Frankenweenie (12/27)

Lettergrade: C-

Tim Burton's stop-motion Frankenweenie, a feature length remake of his own 1984 short film of the same name, kinda bombed back when it was released in September. I think I understand why... I was reluctant to see it myself because I wasn't sure how a story about a boy bringing his recently deceased dog back to life ala the Frankenstein monster would be able to overcome its own premise's innate darkness and survive as a entertaining family movie. Now that I've seen it on DVD, I'm pretty convinced that indeed that is what sinks it. Well, that, I suppose, plus that it feels like a 25 minute idea stretched to a feature's length.

Long ago, I remember my buddy Duane saying that part of the reason that The Simpsons show had to be animated was because a big audience wouldn't be able to take a live-action depiction a family that was so negatively dysfunctional under its comedy veneer. I think the same principle (or rather an inversion of it) sort of applies to Frankenweenie. In the original live-action short film, it is perhaps a little easier to swallow the idea of Sparky getting hit by a car (and later dug up and resurrected by the little boy who owned him) because the dog is obviously an animal actor, the boy's line delivery is a little clunky, and the movie at large sort of plays like campy farce rather than something meant to be taken all that seriously.
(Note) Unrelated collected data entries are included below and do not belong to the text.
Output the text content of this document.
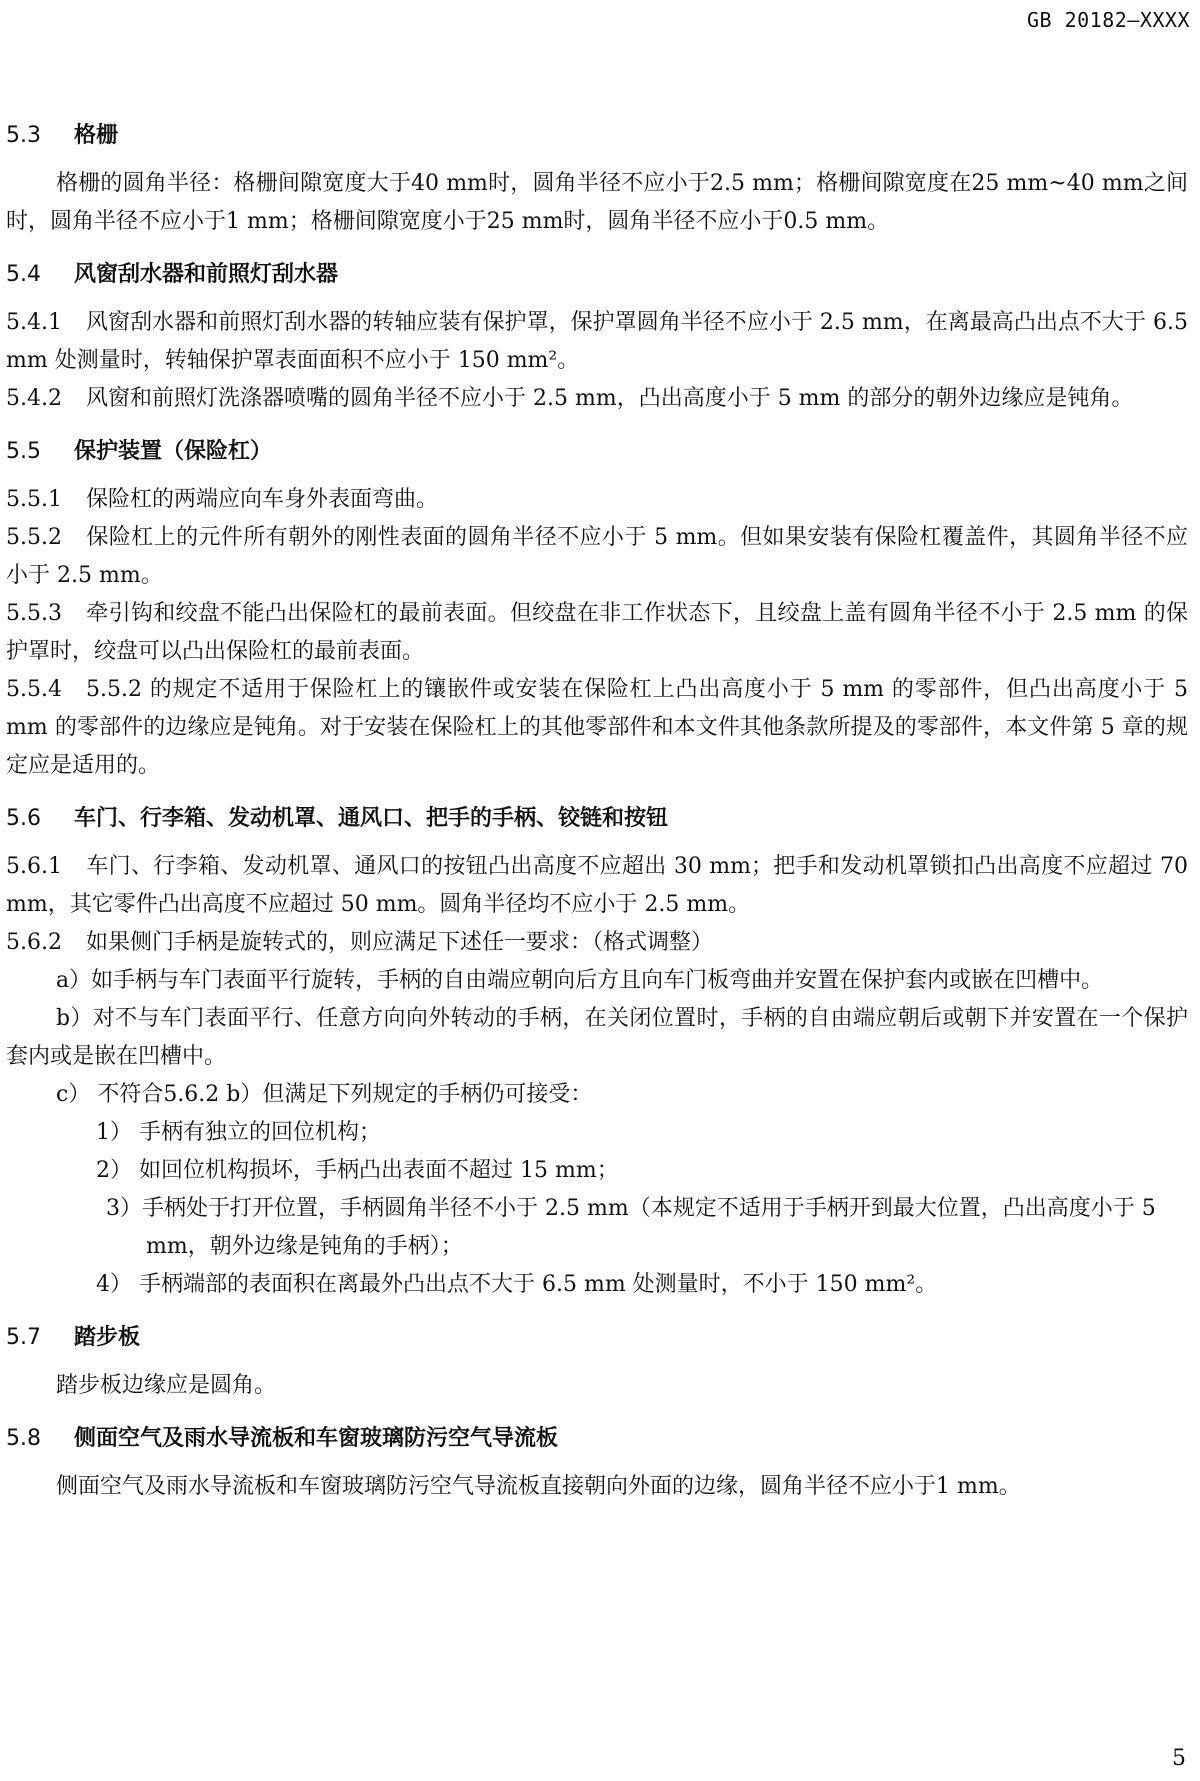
GB 20182—XXXX
5.3 格栅

格栅的圆角半径：格栅间隙宽度大于40 mm时，圆角半径不应小于2.5 mm；格栅间隙宽度在25 mm~40 mm之间时，圆角半径不应小于1 mm；格栅间隙宽度小于25 mm时，圆角半径不应小于0.5 mm。

5.4 风窗刮水器和前照灯刮水器

5.4.1 风窗刮水器和前照灯刮水器的转轴应装有保护罩，保护罩圆角半径不应小于 2.5 mm，在离最高凸出点不大于 6.5 mm 处测量时，转轴保护罩表面面积不应小于 150 mm²。

5.4.2 风窗和前照灯洗涤器喷嘴的圆角半径不应小于 2.5 mm，凸出高度小于 5 mm 的部分的朝外边缘应是钝角。

5.5 保护装置（保险杠）

5.5.1 保险杠的两端应向车身外表面弯曲。

5.5.2 保险杠上的元件所有朝外的刚性表面的圆角半径不应小于 5 mm。但如果安装有保险杠覆盖件，其圆角半径不应小于 2.5 mm。

5.5.3 牵引钩和绞盘不能凸出保险杠的最前表面。但绞盘在非工作状态下，且绞盘上盖有圆角半径不小于 2.5 mm 的保护罩时，绞盘可以凸出保险杠的最前表面。

5.5.4 5.5.2 的规定不适用于保险杠上的镶嵌件或安装在保险杠上凸出高度小于 5 mm 的零部件，但凸出高度小于 5 mm 的零部件的边缘应是钝角。对于安装在保险杠上的其他零部件和本文件其他条款所提及的零部件，本文件第 5 章的规定应是适用的。

5.6 车门、行李箱、发动机罩、通风口、把手的手柄、铰链和按钮

5.6.1 车门、行李箱、发动机罩、通风口的按钮凸出高度不应超出 30 mm；把手和发动机罩锁扣凸出高度不应超过 70 mm，其它零件凸出高度不应超过 50 mm。圆角半径均不应小于 2.5 mm。

5.6.2 如果侧门手柄是旋转式的，则应满足下述任一要求：（格式调整）

a）如手柄与车门表面平行旋转，手柄的自由端应朝向后方且向车门板弯曲并安置在保护套内或嵌在凹槽中。

b）对不与车门表面平行、任意方向向外转动的手柄，在关闭位置时，手柄的自由端应朝后或朝下并安置在一个保护套内或是嵌在凹槽中。

c） 不符合5.6.2 b）但满足下列规定的手柄仍可接受：

1） 手柄有独立的回位机构；

2） 如回位机构损坏，手柄凸出表面不超过 15 mm；

3）手柄处于打开位置，手柄圆角半径不小于 2.5 mm（本规定不适用于手柄开到最大位置，凸出高度小于 5 mm，朝外边缘是钝角的手柄）；

4） 手柄端部的表面积在离最外凸出点不大于 6.5 mm 处测量时，不小于 150 mm²。

5.7 踏步板

踏步板边缘应是圆角。

5.8 侧面空气及雨水导流板和车窗玻璃防污空气导流板

侧面空气及雨水导流板和车窗玻璃防污空气导流板直接朝向外面的边缘，圆角半径不应小于1 mm。

5
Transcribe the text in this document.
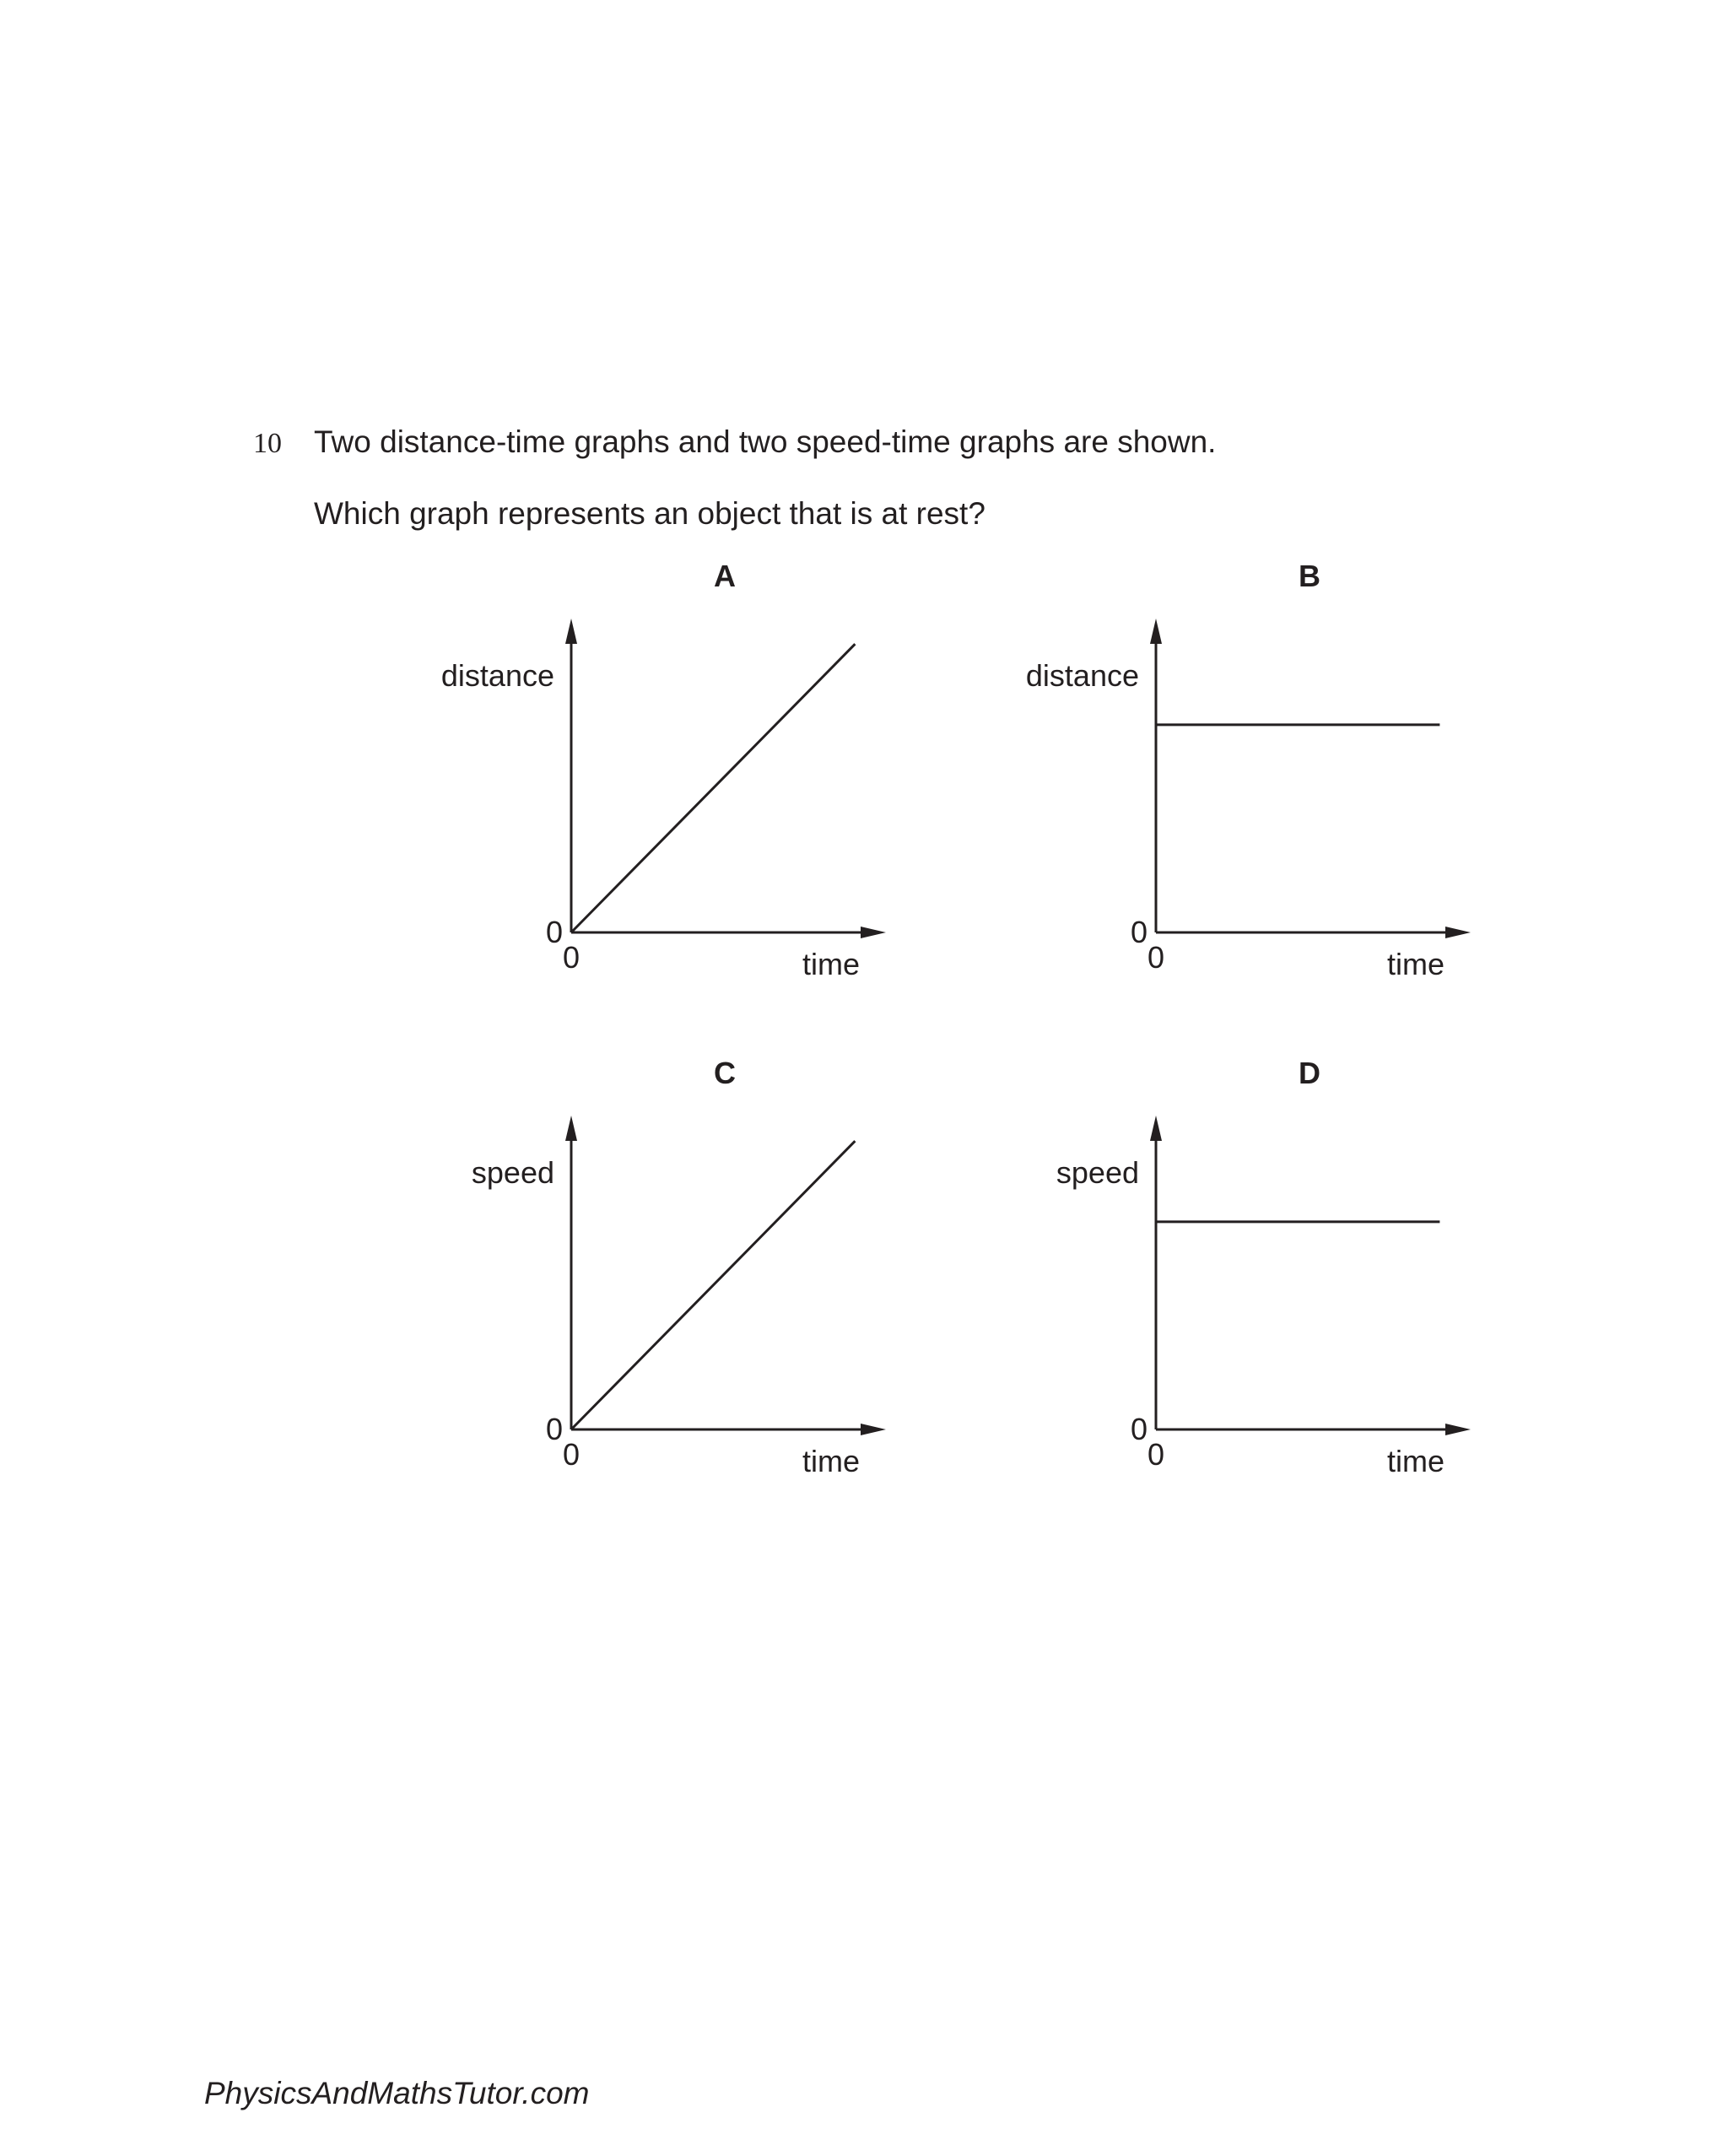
10 Two distance-time graphs and two speed-time graphs are shown.
Which graph represents an object that is at rest?
A
distance
time
0
0
B
distance
time
0
0
C
speed
time
0
0
D
speed
time
0
0
PhysicsAndMathsTutor.com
Burton succeeded at making this new animated version more convincing and with a much bigger heart, but in a way those same qualities make the material a lot more problematic. The dog is able to express and emote a bit more, thanks to the personality and soul the animators give him, and as such it is more disturbing not only to see his death, but also to see his poorly stitched-together body walking around for much of the movie (although it should be noted that he seems perfectly happy to be doing so). Nevertheless, parts of Sparky routinely fall off and must be reattached throughout the film (successfully giving me a serious case of the willies) and the even creepier image I can't stop thinking about is when Sparky would swallow the flies that buzz around his rotting body, only to have have flies promptly escape through a loose stitching in his neck from where young Victor had surgically reattached his head! Any touch that makes the dog more "real" also made me think about what Victor had to do to bring him back, and simultaneously makes me think that this kid is fucked up beyond all description and needs to be placed under the care of some serious mental health professionals immediately.

And that goes double for the film's ending… I'll try to talk about it without giving much away, but suffice to say that at the end of a story like Frankenweenie, you might expect the sentiment to be something along the lines of, "hey you probably shouldn't dig up your dog who was hit by a car and then run excessive amounts of electricity through him in an attempt to reanimate his mangled corpse." You know... something about not messing with the natural order of life and death, kinda like in the original "Frankenstein" story and in the similarly themed Pet Cemetary (or even Jurassic Park), et al. Nothing of the sort happens, though. This is a film where there are zero consequences - legal or otherwise - or learned lessons at the end. The dog is still around - with the town's blessing, apparently - and no one's going to jail for the massive amount of property destruction that happened during the picture's 3rd act.

Does that really matter? Probably not to the movie's core audience, but I think it's a little sad that Burton had 28 years or so to think about what he might do with a feature-length version of this material, and it came time to do it, what wound up on screen is so limp. 2005's Corpse Bride wasn't as much fun as 1993's The Nightmare Before Christmas - Burton's first foray into feature-length stop-motion - but it made up for it with a better story and by being a better movie. Frankenweenie kinda runs out of juice early and never really justifies its expanded run time.